3. D’ailleurs, certaines études commencent à démontrer des effets toxiques de la part de certains nouveaux herbicides sur les reins et le foie, sur les rats, sur les hormones sexuelles, etc. Ces études devraient pousser les autorités gouvernementales à la prudence et à la précaution. Des études récentes aussi indiquent des impacts négatifs des pesticides sur le QI des enfants.

4. Les OGM sont la principale cause de l’augmentation des herbicides et c’est d’ailleurs l’objectif commercial des vendeurs de pesticides comme Monsanto de rendre plus facile l’utilisation des herbicides.

5. La sur-utilisation des herbicides sur les plantes OGM, comme le Roundup de Monsanto a commencé à entraîner une augmentation des supermauvaises herbes tolérantes à ces herbicides, ce qui force certains agriculteurs à utiliser des herbicides encore plus toxiques.

6. Les recommandations du rapport de 2001 de la Société Royale du Canada sur les OGM sont toujours largement ignorées par le gouvernement fédéral. Pourquoi les autorités gouvernementales ignorent-elles les recommandations des scientiques ?

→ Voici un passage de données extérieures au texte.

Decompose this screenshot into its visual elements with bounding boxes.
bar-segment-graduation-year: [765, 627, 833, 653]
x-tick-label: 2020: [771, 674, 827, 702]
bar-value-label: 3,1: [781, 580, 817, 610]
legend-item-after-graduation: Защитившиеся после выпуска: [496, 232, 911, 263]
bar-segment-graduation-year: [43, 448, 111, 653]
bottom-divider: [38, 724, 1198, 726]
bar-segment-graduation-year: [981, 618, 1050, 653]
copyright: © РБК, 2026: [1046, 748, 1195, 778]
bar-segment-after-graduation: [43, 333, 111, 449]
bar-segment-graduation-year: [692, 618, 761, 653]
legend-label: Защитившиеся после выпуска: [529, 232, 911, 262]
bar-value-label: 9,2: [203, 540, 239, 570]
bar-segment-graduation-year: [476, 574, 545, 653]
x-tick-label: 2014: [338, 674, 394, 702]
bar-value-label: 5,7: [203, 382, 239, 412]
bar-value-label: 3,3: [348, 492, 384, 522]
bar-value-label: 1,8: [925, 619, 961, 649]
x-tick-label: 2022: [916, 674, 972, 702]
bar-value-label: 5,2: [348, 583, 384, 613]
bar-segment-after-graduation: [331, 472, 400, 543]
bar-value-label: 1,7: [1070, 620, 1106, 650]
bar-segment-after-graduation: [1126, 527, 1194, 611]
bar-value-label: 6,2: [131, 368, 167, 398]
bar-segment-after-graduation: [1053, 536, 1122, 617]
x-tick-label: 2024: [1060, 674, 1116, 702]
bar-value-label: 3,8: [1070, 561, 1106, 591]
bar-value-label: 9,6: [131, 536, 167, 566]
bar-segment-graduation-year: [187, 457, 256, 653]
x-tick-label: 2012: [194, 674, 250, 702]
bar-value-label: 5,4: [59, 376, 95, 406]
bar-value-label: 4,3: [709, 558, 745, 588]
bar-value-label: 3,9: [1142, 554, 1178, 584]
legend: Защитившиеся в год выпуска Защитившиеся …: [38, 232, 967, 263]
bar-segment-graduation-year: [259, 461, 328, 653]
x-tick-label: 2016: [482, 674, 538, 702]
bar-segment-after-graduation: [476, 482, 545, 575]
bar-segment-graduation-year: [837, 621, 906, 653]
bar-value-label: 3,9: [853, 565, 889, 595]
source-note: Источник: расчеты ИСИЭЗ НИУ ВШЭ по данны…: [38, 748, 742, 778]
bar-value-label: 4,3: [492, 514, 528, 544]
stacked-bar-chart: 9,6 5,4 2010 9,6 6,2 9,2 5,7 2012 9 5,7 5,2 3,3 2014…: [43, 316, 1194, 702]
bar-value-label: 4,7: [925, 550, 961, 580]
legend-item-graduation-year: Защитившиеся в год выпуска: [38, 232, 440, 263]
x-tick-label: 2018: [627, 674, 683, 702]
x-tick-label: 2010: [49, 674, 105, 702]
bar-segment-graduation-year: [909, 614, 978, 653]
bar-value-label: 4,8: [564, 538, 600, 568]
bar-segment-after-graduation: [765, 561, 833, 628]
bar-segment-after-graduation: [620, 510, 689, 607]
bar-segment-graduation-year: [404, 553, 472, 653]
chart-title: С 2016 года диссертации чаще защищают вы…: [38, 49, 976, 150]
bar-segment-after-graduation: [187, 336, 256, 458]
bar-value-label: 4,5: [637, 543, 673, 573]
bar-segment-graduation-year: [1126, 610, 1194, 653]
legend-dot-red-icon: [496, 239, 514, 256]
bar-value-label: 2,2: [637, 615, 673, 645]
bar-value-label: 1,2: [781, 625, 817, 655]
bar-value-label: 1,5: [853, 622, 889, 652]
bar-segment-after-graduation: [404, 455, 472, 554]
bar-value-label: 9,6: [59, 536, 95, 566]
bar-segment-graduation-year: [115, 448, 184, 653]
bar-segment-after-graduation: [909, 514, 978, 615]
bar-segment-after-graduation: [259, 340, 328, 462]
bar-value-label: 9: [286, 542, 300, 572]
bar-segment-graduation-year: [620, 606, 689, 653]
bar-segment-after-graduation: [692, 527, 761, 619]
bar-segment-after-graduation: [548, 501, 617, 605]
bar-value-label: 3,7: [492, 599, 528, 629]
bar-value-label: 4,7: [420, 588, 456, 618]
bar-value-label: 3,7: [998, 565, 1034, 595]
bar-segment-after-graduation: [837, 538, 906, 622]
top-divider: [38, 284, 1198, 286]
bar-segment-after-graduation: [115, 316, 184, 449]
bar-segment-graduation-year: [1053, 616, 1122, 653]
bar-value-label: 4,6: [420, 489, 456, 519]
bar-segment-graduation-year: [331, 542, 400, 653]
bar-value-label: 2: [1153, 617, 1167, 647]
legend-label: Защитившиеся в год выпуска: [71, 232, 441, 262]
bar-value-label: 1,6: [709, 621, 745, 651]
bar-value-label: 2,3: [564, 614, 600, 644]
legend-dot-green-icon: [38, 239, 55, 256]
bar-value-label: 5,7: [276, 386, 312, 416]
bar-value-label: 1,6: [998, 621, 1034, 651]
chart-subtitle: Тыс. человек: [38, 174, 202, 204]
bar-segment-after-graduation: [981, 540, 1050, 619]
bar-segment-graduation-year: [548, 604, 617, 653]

7. Les plantes OGM comme le maïs Bt produisent en continu des pesticides qui ne sont pas comptabilisés par les données du MDDEP mais qui semblent cependant se retrouver dans le sang de femmes et de foetus. De plus, l’enrobage croissant des semences par des pesticides ne sont pas non plus comptabilisés dans les ventes de pesticides.

Greenpeace appelle le MDDEP et le gouvernement à un peu plus de rigueur scientifique et surtout d’appliquer le principe de précaution plutôt que de faire de l’écoblanchiment pour l’industrie des pesticides et des OGM.

La seule option viable est la transition vers une agriculture biologique sans pesticide de synthèse ni d’OGM.